This problem is NP-hard as it can be seen by a reduction from $3$-partition.
In the $3$-partition problem we are given a (multi-)set $\mathcal{S}$ containing $3n$ positive integers $x_1, \dots, x_{3n}$ and the goal is that of deciding whether there exists a partition of $\mathcal{S}$ into $n$ sets $S_1, \dots, S_n$ of $3$ elements each, such that, for each $i$, $\sum_{x \in S_i} x = T$, where $T = \frac{1}{n} \sum_{i=1}^{3n} x_i$.
It is known that this problem remains NP-hard even when each $x_i$ is strictly between $T/4$ and $T/2$. We will therefore restrict to such instances.
To obtain an instance of your problem, it suffices to use the same set of integers $\{ x_1, \dots, x_{3n} \}$ (i.e., $N=3n$) with $X = T$.
Clearly, since the sum of any two input elements can be at most $2 \cdot (\frac{T}{2}-1) < T = X$, we have that, in any partition $\mathcal{P}$ of $\{ x_1, \dots, x_{3n} \}$, the number of sets $S \in \mathcal{P}$ such that $\sum_{x \in S} x \ge X$ can be at most $N/3 = n$.
If the answer to the 3-partition instance is "yes", then the same partition $S_1, \dots, S_n$ exactly matches this upper bound in the instance of your problem.

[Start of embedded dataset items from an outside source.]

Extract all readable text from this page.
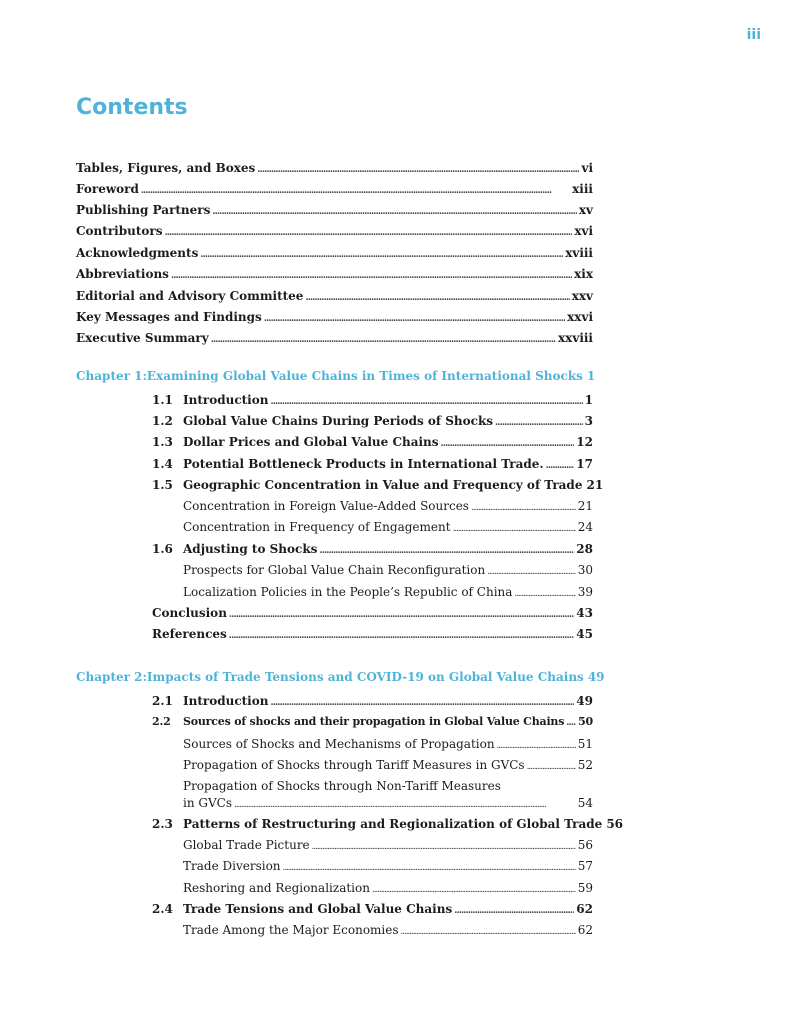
iii
Contents
Tables, Figures, and Boxes . . .	vi
Foreword . . .	xiii
Publishing Partners . . .	xv
Contributors . . .	xvi
Acknowledgments . . .	xviii
Abbreviations . . .	xix
Editorial and Advisory Committee . . .	xxv
Key Messages and Findings . . .	xxvi
Executive Summary . . .	xxviii
Chapter 1: Examining Global Value Chains in Times of International Shocks 1
1.1 Introduction . . .	1
1.2 Global Value Chains During Periods of Shocks . . .	3
1.3 Dollar Prices and Global Value Chains . . .	12
1.4 Potential Bottleneck Products in International Trade. . . .	17
1.5 Geographic Concentration in Value and Frequency of Trade 21
Concentration in Foreign Value-Added Sources . . .	21
Concentration in Frequency of Engagement . . .	24
1.6 Adjusting to Shocks . . .	28
Prospects for Global Value Chain Reconfiguration . . .	30
Localization Policies in the People’s Republic of China . . .	39
Conclusion . . .	43
References . . .	45
Chapter 2: Impacts of Trade Tensions and COVID-19 on Global Value Chains 49
2.1 Introduction . . .	49
2.2	Sources of shocks and their propagation in Global Value Chains . . . 50
Sources of Shocks and Mechanisms of Propagation . . .	51
Propagation of Shocks through Tariff Measures in GVCs . . .	52
Propagation of Shocks through Non-Tariff Measures
in GVCs . . .	54
2.3 Patterns of Restructuring and Regionalization of Global Trade 56
Global Trade Picture . . .	56
Trade Diversion . . .	57
Reshoring and Regionalization . . .	59
2.4 Trade Tensions and Global Value Chains . . .	62
Trade Among the Major Economies . . .	62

On the other hand, if the answer to the 3-partition instance is "no", then in any partition of $\{ x_1, \dots, x_{3n} \}$ there is at most one set with sum smaller than $T$, i.e., there are at most $n-1$ sets with sum at least $T$.
To summarize: the answer to the instance of $3$-partition is yes if and only if the optimal solution to the corresponding instance of your problem has measure at least $n$.
Your problem is not NP-complete since it does not belong to NP (since it is not a decision problem). Unless P=NP there is no efficient (polynomial-time) algorithm for your problem.